Director and co-writer Julia Hart’s work on the rest of the film is similarly meticulous. Stargirl is briskly paced, with each subplot and side character falling into place as gracefully as the early scene where Leo’s friends glide into frame while he walks down the hallway. As in Fast Color, Hart presents her characters against beautiful desert vistas and observes the ups and downs of parenthood, here in the moments between Leo and his mother (Darby Stanchfield). She reserves close-ups for the things that really capture Leo’s imagination, like the ties embroidered with porcupines that he mysteriously receives every birthday or the moments where Stargirl luminously sings and the world for him seems to stop.
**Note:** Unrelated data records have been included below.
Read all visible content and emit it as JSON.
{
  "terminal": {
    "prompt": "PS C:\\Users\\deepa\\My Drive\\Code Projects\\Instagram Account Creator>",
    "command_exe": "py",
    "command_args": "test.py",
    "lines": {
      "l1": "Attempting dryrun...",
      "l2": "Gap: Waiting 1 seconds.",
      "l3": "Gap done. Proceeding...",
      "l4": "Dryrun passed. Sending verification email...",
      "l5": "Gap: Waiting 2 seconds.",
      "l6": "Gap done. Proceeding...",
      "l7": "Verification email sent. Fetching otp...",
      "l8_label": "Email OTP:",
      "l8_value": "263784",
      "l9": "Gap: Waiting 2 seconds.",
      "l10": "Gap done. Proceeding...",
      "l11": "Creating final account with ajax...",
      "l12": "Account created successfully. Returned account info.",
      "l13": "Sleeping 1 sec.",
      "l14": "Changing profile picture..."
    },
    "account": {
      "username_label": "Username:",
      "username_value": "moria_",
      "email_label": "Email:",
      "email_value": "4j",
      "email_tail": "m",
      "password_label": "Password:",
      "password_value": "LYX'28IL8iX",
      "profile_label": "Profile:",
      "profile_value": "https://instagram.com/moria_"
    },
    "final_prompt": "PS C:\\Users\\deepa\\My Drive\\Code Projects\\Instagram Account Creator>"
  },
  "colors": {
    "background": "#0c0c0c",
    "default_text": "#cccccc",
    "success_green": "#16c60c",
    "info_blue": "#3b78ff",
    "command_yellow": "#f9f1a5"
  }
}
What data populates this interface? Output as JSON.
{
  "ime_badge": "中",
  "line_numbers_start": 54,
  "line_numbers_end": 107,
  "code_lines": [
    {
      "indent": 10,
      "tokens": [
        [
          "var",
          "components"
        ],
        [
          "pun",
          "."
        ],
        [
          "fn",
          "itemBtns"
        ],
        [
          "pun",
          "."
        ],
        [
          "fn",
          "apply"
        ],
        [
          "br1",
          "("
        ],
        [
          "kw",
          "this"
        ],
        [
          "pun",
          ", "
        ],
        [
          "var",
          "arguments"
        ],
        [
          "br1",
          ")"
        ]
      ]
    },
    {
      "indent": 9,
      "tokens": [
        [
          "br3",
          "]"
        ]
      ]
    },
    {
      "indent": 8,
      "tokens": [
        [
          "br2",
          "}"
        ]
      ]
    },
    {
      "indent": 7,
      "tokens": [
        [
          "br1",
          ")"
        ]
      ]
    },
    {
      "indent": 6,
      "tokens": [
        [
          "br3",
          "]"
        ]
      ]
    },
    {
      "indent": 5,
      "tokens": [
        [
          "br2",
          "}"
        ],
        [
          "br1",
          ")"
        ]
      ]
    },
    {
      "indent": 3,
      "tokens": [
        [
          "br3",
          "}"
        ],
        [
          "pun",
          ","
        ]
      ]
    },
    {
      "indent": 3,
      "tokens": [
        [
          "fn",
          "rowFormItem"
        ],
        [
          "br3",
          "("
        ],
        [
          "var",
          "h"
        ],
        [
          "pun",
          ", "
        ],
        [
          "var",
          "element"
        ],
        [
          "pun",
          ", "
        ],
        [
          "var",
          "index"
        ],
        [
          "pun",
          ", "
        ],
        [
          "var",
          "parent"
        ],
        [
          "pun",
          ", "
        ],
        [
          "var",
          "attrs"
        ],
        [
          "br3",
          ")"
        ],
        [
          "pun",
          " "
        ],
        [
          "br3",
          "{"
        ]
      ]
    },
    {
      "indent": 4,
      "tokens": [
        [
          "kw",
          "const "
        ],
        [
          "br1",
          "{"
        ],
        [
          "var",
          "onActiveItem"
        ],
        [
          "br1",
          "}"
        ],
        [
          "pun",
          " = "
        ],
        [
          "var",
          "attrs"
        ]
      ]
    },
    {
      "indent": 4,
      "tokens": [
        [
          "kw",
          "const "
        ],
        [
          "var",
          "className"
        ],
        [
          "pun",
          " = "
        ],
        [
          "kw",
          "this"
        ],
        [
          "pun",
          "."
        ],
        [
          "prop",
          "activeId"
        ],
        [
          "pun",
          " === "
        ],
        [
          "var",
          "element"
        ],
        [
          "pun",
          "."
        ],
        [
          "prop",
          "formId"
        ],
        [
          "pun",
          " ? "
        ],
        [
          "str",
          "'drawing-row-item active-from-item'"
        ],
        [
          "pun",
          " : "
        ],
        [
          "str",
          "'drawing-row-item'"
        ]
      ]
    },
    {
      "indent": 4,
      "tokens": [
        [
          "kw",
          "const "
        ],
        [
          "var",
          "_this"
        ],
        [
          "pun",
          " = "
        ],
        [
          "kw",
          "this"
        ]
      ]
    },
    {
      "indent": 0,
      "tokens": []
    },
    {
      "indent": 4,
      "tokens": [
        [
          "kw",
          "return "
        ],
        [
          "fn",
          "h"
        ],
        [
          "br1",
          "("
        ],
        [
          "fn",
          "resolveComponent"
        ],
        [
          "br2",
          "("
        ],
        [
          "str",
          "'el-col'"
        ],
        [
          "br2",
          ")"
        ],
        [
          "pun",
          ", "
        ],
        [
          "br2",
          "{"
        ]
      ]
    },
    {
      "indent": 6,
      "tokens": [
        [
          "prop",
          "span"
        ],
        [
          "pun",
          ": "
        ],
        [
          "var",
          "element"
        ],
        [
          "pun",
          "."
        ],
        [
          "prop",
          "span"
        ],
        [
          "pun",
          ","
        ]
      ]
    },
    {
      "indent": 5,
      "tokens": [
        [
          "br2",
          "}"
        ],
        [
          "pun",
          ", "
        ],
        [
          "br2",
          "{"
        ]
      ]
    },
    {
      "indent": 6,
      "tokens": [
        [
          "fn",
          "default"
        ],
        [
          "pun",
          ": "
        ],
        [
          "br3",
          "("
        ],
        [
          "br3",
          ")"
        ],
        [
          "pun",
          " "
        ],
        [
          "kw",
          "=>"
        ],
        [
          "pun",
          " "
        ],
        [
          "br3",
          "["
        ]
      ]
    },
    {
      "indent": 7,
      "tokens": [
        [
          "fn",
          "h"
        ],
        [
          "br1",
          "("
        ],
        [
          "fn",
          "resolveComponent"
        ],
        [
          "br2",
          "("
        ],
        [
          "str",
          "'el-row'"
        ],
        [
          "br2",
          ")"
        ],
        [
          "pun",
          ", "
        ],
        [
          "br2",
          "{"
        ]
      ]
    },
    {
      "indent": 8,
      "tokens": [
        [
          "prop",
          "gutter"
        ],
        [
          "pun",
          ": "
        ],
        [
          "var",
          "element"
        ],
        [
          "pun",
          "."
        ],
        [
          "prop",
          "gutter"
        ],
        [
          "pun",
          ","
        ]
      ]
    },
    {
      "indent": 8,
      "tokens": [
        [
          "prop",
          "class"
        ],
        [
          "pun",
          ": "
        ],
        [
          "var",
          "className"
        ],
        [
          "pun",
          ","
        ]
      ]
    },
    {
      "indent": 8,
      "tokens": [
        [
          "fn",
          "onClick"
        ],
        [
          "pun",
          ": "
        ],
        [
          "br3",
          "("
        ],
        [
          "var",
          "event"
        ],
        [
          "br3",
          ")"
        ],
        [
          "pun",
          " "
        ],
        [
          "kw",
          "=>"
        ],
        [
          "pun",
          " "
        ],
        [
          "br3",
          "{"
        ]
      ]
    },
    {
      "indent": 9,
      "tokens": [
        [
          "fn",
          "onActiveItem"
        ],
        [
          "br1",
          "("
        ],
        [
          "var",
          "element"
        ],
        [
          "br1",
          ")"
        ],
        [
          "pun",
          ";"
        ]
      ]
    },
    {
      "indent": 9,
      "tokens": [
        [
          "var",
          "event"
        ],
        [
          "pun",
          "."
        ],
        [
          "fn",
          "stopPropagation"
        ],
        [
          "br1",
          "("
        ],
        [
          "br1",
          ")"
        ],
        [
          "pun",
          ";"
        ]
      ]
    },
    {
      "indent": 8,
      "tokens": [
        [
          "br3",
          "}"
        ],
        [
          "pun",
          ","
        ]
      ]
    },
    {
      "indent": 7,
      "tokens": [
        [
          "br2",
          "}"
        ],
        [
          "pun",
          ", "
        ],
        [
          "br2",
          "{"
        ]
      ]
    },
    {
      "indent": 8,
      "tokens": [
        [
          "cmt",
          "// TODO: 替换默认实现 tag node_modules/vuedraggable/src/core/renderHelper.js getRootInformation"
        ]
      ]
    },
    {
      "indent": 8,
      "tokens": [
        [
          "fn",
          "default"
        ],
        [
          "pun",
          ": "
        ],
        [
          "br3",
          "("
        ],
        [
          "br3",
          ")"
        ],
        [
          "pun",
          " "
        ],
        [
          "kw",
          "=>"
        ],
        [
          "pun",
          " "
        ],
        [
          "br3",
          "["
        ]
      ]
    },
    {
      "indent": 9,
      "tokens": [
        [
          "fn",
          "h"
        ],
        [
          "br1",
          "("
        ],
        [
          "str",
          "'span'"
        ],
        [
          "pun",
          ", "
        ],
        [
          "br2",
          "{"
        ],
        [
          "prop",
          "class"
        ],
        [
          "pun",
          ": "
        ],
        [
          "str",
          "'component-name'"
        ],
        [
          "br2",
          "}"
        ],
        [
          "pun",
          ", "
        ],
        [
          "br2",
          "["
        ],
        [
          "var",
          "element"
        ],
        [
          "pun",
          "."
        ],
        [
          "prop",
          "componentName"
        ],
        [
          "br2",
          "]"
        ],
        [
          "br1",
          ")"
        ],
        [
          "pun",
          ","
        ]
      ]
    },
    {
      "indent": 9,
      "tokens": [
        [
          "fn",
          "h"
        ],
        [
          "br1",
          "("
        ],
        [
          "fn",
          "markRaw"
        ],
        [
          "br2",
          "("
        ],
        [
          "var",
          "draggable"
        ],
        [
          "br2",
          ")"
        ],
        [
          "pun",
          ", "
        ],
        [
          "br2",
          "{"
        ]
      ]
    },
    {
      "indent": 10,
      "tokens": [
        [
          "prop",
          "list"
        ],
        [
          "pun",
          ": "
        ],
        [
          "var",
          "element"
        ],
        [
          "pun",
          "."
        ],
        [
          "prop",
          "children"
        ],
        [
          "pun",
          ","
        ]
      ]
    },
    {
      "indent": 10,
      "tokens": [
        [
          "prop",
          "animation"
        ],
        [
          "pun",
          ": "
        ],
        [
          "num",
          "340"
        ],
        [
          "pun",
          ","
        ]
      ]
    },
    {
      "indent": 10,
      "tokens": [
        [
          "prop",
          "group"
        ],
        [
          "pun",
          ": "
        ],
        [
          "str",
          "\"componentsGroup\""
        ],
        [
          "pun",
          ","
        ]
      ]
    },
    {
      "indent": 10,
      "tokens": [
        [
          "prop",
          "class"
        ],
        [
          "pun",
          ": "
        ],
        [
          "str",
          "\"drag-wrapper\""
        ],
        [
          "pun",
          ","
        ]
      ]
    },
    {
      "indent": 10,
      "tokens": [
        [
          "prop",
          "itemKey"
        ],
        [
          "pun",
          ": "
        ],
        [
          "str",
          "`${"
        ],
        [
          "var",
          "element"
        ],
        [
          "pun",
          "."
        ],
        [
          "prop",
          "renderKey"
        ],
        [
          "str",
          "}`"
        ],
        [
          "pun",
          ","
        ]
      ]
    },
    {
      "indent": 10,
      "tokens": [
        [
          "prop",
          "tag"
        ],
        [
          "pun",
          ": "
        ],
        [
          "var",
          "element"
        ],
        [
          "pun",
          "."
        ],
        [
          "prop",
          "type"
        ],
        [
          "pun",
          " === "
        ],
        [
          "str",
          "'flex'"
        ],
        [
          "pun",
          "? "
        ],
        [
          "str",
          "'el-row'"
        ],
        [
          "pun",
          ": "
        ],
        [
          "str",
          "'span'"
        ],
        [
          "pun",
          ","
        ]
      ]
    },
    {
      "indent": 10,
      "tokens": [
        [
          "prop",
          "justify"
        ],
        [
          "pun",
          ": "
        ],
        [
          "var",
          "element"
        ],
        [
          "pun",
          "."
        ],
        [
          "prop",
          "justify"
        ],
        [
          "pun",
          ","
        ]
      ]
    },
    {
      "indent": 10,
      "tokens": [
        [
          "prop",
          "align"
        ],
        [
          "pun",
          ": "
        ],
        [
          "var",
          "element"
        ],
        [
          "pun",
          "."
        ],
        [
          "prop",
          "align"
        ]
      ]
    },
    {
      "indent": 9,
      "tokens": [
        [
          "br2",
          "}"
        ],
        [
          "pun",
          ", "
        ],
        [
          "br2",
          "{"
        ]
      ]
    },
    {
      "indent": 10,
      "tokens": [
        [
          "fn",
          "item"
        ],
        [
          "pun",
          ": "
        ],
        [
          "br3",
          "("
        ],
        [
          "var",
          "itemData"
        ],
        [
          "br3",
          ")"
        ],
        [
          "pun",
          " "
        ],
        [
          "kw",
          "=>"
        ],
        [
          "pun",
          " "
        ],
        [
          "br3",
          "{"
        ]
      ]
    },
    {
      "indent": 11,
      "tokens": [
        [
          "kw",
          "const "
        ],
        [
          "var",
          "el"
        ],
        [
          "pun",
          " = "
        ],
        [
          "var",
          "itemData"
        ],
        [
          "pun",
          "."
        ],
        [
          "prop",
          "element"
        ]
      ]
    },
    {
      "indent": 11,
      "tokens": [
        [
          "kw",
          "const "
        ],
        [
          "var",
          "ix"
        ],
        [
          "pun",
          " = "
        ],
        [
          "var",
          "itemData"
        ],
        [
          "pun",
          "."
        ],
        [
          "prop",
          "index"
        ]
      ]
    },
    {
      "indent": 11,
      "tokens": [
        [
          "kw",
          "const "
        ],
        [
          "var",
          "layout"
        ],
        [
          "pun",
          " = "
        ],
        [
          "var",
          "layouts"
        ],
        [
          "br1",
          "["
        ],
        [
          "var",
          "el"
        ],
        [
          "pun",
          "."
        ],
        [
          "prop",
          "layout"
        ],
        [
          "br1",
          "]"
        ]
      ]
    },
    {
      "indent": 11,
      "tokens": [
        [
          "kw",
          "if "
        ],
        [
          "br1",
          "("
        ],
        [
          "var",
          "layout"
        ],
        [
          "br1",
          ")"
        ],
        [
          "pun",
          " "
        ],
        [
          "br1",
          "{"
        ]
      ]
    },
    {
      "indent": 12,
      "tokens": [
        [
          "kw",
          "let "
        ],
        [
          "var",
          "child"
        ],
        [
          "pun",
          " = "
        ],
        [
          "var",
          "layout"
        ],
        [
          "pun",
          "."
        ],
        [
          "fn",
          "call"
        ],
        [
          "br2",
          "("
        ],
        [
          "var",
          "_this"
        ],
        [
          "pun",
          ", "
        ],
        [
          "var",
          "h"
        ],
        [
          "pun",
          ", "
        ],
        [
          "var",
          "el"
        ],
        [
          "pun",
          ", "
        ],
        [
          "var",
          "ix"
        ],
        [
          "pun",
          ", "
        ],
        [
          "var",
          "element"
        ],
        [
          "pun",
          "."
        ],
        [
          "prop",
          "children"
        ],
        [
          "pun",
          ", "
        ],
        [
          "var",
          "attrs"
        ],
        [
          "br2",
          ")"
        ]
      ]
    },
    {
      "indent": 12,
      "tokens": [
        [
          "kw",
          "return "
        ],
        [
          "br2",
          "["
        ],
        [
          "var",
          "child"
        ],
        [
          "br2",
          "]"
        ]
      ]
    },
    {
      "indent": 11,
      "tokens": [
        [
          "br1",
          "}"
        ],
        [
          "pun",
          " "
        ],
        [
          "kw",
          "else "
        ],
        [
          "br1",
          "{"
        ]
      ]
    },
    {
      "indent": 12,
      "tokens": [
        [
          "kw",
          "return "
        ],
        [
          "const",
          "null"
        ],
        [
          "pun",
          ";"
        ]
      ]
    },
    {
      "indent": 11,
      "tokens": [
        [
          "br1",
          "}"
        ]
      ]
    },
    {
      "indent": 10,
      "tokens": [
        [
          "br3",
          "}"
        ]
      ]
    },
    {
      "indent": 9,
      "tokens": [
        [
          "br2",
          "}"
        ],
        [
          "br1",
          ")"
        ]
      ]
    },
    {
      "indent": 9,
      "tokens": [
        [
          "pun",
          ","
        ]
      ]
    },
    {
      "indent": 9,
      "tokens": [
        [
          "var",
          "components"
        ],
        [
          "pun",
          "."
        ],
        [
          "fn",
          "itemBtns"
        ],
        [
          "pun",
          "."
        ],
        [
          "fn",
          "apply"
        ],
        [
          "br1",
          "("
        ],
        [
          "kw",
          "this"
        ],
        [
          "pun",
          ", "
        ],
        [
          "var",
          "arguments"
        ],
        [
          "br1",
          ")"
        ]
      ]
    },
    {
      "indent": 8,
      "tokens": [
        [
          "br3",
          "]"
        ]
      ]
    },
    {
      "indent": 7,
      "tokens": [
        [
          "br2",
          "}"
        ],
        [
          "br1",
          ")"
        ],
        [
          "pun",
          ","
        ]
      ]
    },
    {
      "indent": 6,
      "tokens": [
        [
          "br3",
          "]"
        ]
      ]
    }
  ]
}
But Stargirl’s source material was written 20 years ago, and despite a few notable updates to the story’s trajectory and character dynamics, the age shows. The film never injects Stargirl with some semblance of interior life, coming across like yet another casualty in the long line of stories about men having their eyes opened by their angelic girlfriends. Too much of the love story feels like some kind of Garden State Jr., and the otherwise admirable themes about nonconformity play more like a lesson for just how much the crowd will accommodate people who look like Leo and Stargirl. The film boils self-expression down to the main characters’ ability to perform in public, in the process conflating displays of individuality near-exclusively with being pretty, white theater kids who are willing to spontaneously take the stage and sing on key. Near the end of the film, Leo sings the Cars’s “Just What I Needed,” and the self-centered phrasing of that song’s title perhaps says far more than the film intends.